Prinsip mengenai hak
hukum yang menyatakan bahwa hak hukum merupakan kepentingan yang dilindungi
atau keinginan yang diakui oleh aturan hukum pada keadaan tertentu menjadi
tidak tepat. Seseorang mungkin saja memiliki hak atas perbuatan tertentu
individu lain tanpa memiliki hak, sehingga hak kemudian bukan hanya ada pada
kepentingan yang diasumsikan, tetapi lebih pada perlindungan hukum.
Hak secara umum
dapat dibedakan kedalam dua jenis, yaitu:
1. Hak mutlak atau hak absolut, yaitu hak yang memberikan wewenang
kepada seseorang untuk melakukan suatu perbuatan, hak tersebut dapat
dipertahankan terhadap siapapun juga, serta setiap orang juga harus menghormati
hak tersebut.
Termasuk dalam kategori hak mutlak adalah
hak asasi manusia, hak publik mutlak (misalnya hak negara dalam memungut pajak
rakyat), juga hak keperdataan (misalnya hak perwalian atau voogdij).
2. Hak nisbi atau hak relatif, yaitu hak yang memberikan wewenang
kepada subjek hukum tertentu untuk menuntut supaya seseorang tertentu
memberikan sesuatu, melakukan sesuatu, atau tidak melakukan sesuatu.

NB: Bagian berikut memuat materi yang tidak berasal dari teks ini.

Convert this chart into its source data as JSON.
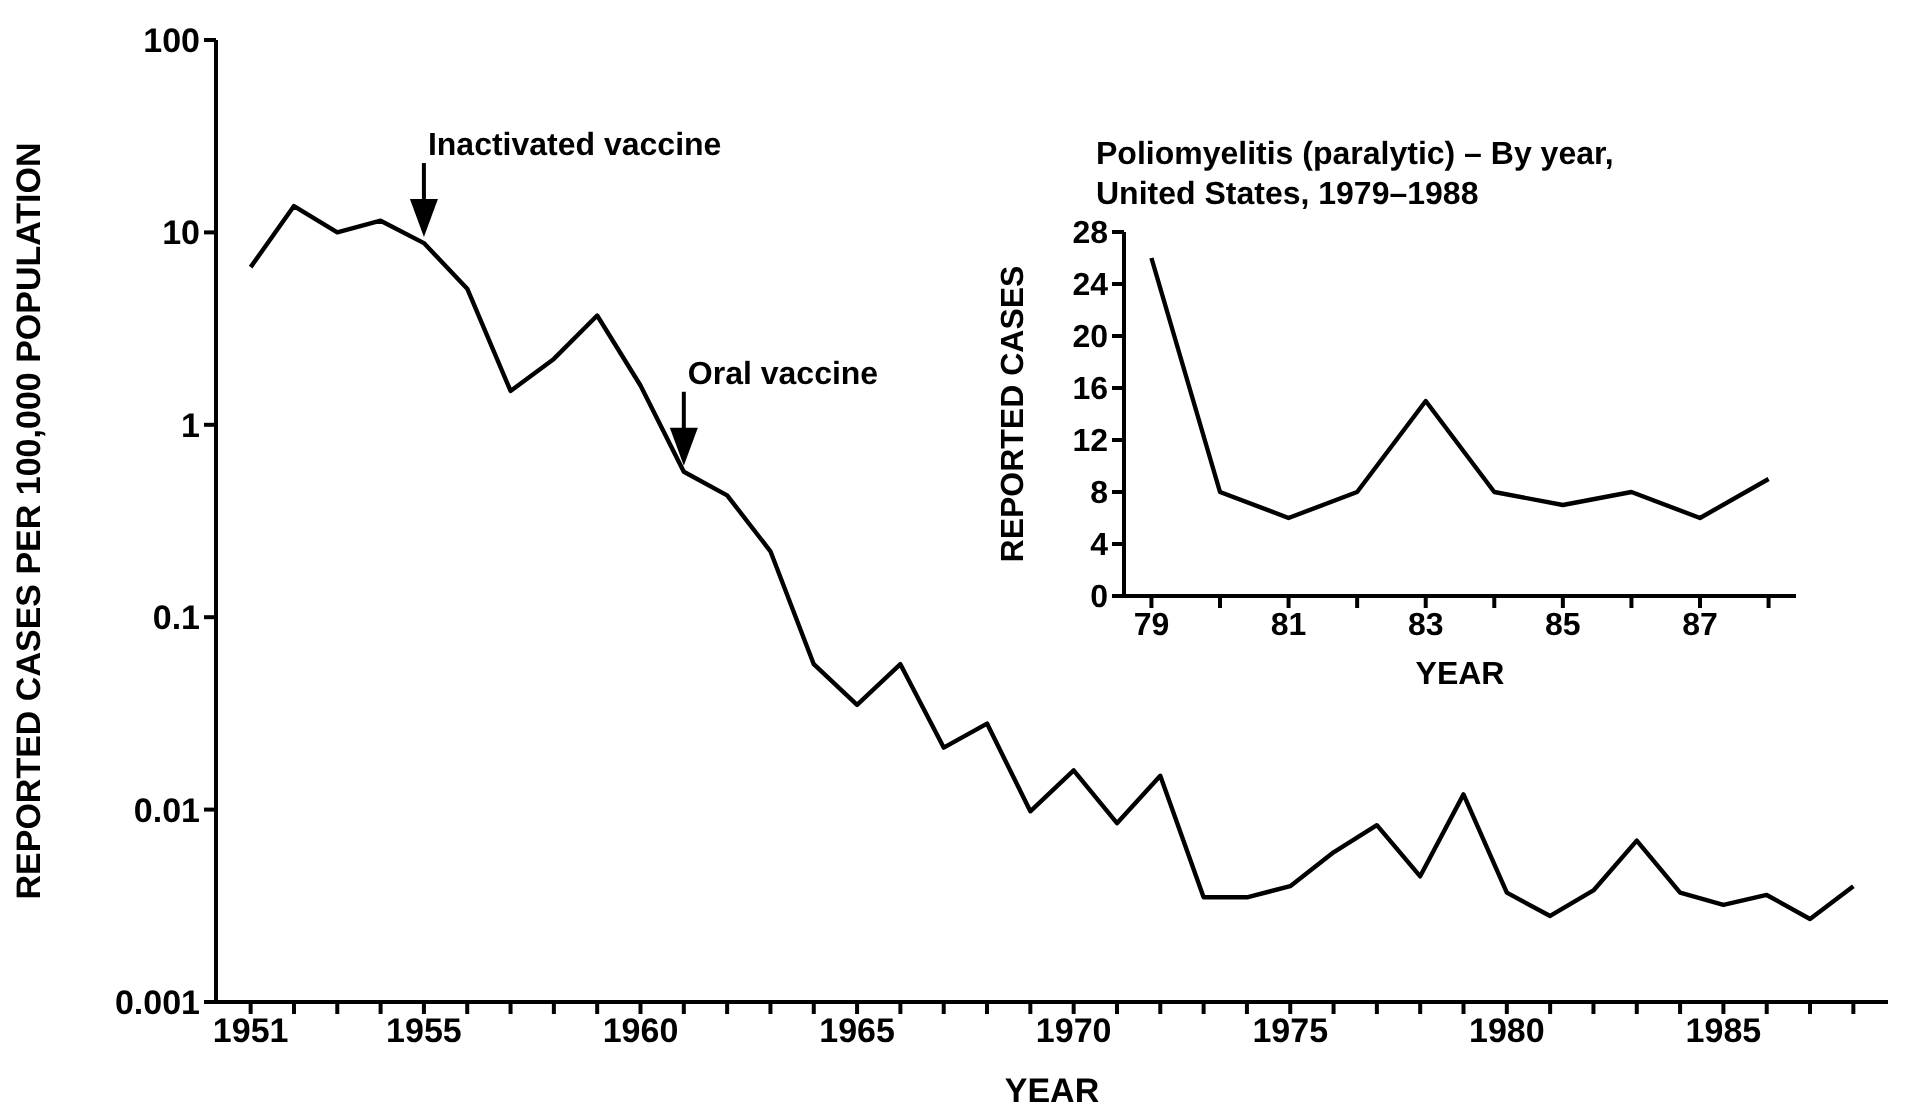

Hak nisbi ini sebagian besar terdapat
dalam hukum perikatan yang menjadi bagian dari lingkup hukum perdata. Misalnya
dalam hubungan hukum jual beli, terdapat hak nisbi berupa: hak penjual untuk
menerima pembayaran dan kewajibannya menyerahkan barang kepada pembeli; serta
hak pembeli untuk menerima barang dan kewajibannya untuk melakukan pembayaran
kepada penjual.
Hak nisbi baru akan lahir manakala dimulai
dengan adanya hubungan hukum antara beberapa subjek hukum. Antara hak dan
kewajibannya pun biasanya saling silang antara kedua subjek hukum, subjek hukum
pertama haknya menerima uang dan kewajibannya menyerahkan barang, sementara
subjek hukum kedua haknya menerima barang dan kewajibannya menyerahkan uang.
[1] Ibid, hlm. 148.
[2] Ibid.
[3] Lihat Kamus Besar Bahasa Indonesia.
[4] Hans Kelsen, 2006, Teori Umum Tentang Hukum dan Negara, Cetakan ke-1, Bandung : Nusa
Media dan Nuansa, hlm. 113.
[5] Sakta Mahadiwya Prasetya, 2007, Hak Anak Untuk Memperoleh Pendidikan Sebagai
Hak Asasi Manusia di Indonesia, Salatiga : FH UKSW, hlm. 83.
[6] Bambang Sunggono dan Aries Harianto, 2001,
Bantuan Hukum dan Hak Asasi Manusia,
cetakan ke-2, Bandung: Mandar Maju, hlm. 83.